Saudi forces intercept Houthi missile fired toward Najran

Saudi Arabia's air defenses on Friday intercepted a missile fired by Houthi militia Friday. (Screen grab)
  • Saudi Arabia launched a military coalition in 2015 to battle the Houthi militia in Yemen and restore the internationally-recognised Yemeni government to power.
  • Riyadh confirmed it was behind an air strike on the Yemeni capital that killed Saleh Al-Sammad.

JEDDAH: Saudi Arabia’s air defense forces on Friday intercepted a missile fired by Houthi militias, days after their second-in-command was killed in an air raid by Riyadh and its allies.

The missile, the latest in a series of similar attacks, was heading toward Najran, the Saudi Press Agency reported.

Col. Turki Al-Maliki, the coalition’s spokesman, said that at 12:46 p.m., the Royal Saudi Air Defense detected a ballistic missile launch from Sadah, Yemen, aimed at Saudi Arabia.

Al-Maliki reported that the ballistic missile was launched deliberately by the Iranian Houthi militia to target densely populated civilian areas, where the missile was intercepted and destroyed by the forces.
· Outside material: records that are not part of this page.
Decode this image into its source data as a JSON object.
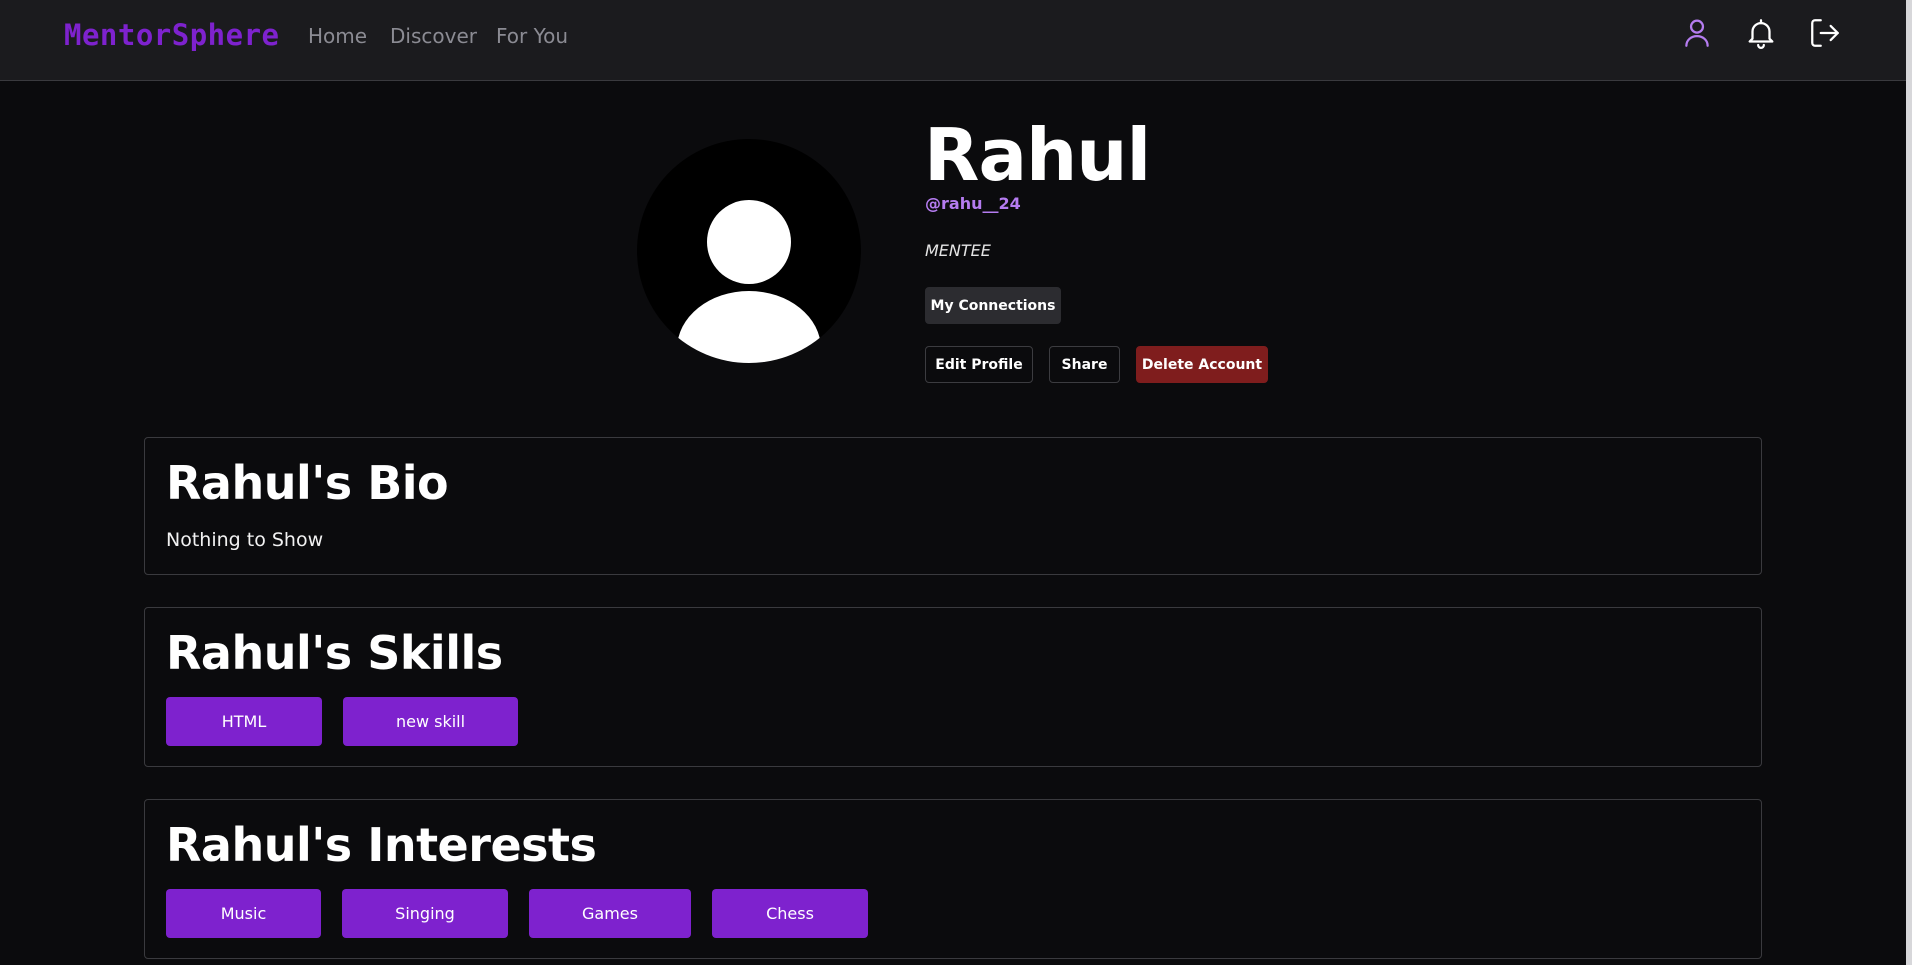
{
  "navbar": {
    "brand": "MentorSphere",
    "links": [
      "Home",
      "Discover",
      "For You"
    ],
    "icons": [
      "user-icon",
      "bell-icon",
      "logout-icon"
    ],
    "accent_color": "#7e22ce"
  },
  "profile": {
    "name": "Rahul",
    "handle": "@rahu__24",
    "role": "MENTEE",
    "avatar_icon": "default-avatar-icon",
    "connections_label": "My Connections",
    "edit_label": "Edit Profile",
    "share_label": "Share",
    "delete_label": "Delete Account",
    "delete_color": "#7f1d1d"
  },
  "bio": {
    "title": "Rahul's Bio",
    "text": "Nothing to Show"
  },
  "skills": {
    "title": "Rahul's Skills",
    "items": [
      "HTML",
      "new skill"
    ]
  },
  "interests": {
    "title": "Rahul's Interests",
    "items": [
      "Music",
      "Singing",
      "Games",
      "Chess"
    ]
  }
}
The missile’s fragments scattered over residential areas as a result, but no injuries or damages were reported.

He added: “This hostile act carried out by the Iranian Houthi militia proves that the Iranian regime is still providing the terrorist Houthi armed militia with qualitative capabilities, in flagrant defiance of UN Security Council Resolution 2216 and 2231, with the main objective of threatening Saudi Arabian, regional and international security.”

Last Friday, Saudi air defense forces managed to intercept a ballistic missile fired by Houthi militias in the direction of Saudi Arabia’s border province of Jazan.

Saudi Arabia launched a military coalition in 2015 to battle the Houthi militias in its southern neighbor and restore the internationally recognized Yemeni government to power.

The Houthis control Yemen’s capital, Sanaa, as well as much of Yemen’s north and the key Hodeida port on the country’s western coastline.

Riyadh on Wednesday confirmed it was behind an air strike on the Yemeni capital that killed Saleh Al-Sammad, president of the Houthi’s Supreme Political Council, on April 19. A public funeral for Al-Sammad will be held by the Houthis in Sanaa on Saturday.